Autism: What Is Occupational Therapy
By: 6 Blue Warriors
Initial Air Date: Aug 26, 2016
Source: YouTube

What We Learned from this Video:

  • Occupational therapy can help mitigate sensory overload in all five senses.
  • It can also improve fine motor skills. This is helpful for tasks such as buttoning or zipping clothes, opening jars or using writing utensils.
  • In addition to fine motor skills, occupational therapy can improve gross motor skills such as hand-eye coordination, walking up and down stairs, balance and body space awareness.
  • A “transition object” can help the child feel comforted or reassured when transitioning from one environment to another.
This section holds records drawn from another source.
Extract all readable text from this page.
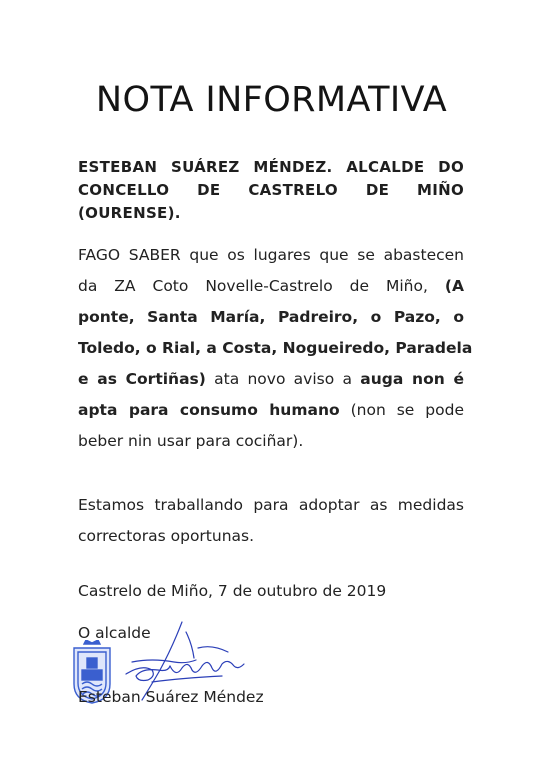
NOTA INFORMATIVA
ESTEBAN SUÁREZ MÉNDEZ. ALCALDE DO
CONCELLO DE CASTRELO DE MIÑO
(OURENSE).
FAGO SABER que os lugares que se abastecen
da ZA Coto Novelle-Castrelo de Miño, (A
ponte, Santa María, Padreiro, o Pazo, o
Toledo, o Rial, a Costa, Nogueiredo, Paradela
e as Cortiñas) ata novo aviso a auga non é
apta para consumo humano (non se pode
beber nin usar para cociñar).
Estamos traballando para adoptar as medidas
correctoras oportunas.
Castrelo de Miño, 7 de outubro de 2019
O alcalde
Esteban Suárez Méndez
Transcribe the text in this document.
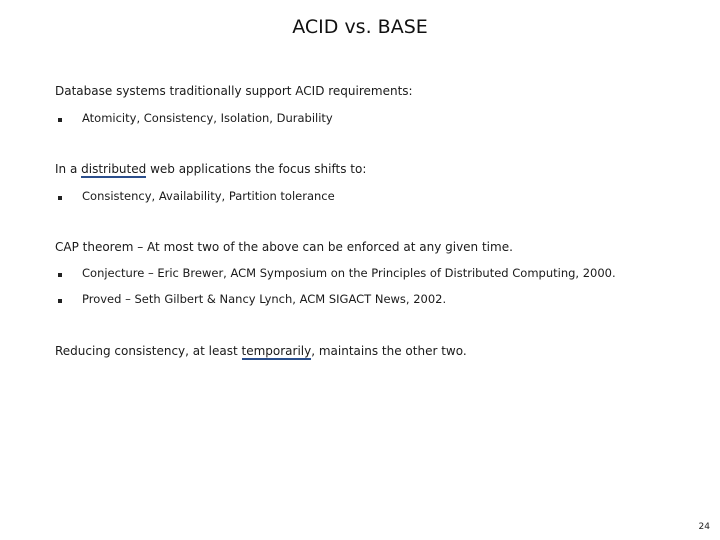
ACID vs. BASE
Database systems traditionally support ACID requirements:
Atomicity, Consistency, Isolation, Durability
In a distributed web applications the focus shifts to:
Consistency, Availability, Partition tolerance
CAP theorem – At most two of the above can be enforced at any given time.
Conjecture – Eric Brewer, ACM Symposium on the Principles of Distributed Computing, 2000.
Proved – Seth Gilbert & Nancy Lynch, ACM SIGACT News, 2002.
Reducing consistency, at least temporarily, maintains the other two.
24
  • Small “fidget toys” that children can play with while they work helps keep their minds focused on the task at hand while their hand is occupied.
  • Occupational therapy can treat feeding problems as well. Oftentimes, autistic children have sensory overload from certain types of food. Occupational therapy can train children how to better handle foods that give them trouble.
  • Occupational therapy sessions can be effective even if used infrequently, sometimes as few as one to two sessions in a month.
  • School districts offer occupational therapy services to students who meet certain criteria.
  • Private OTs are still a good thing to look at, as school services only cover what is necessary for the child to learn at school. It also helps to have a second opinion on suggestions from an OT.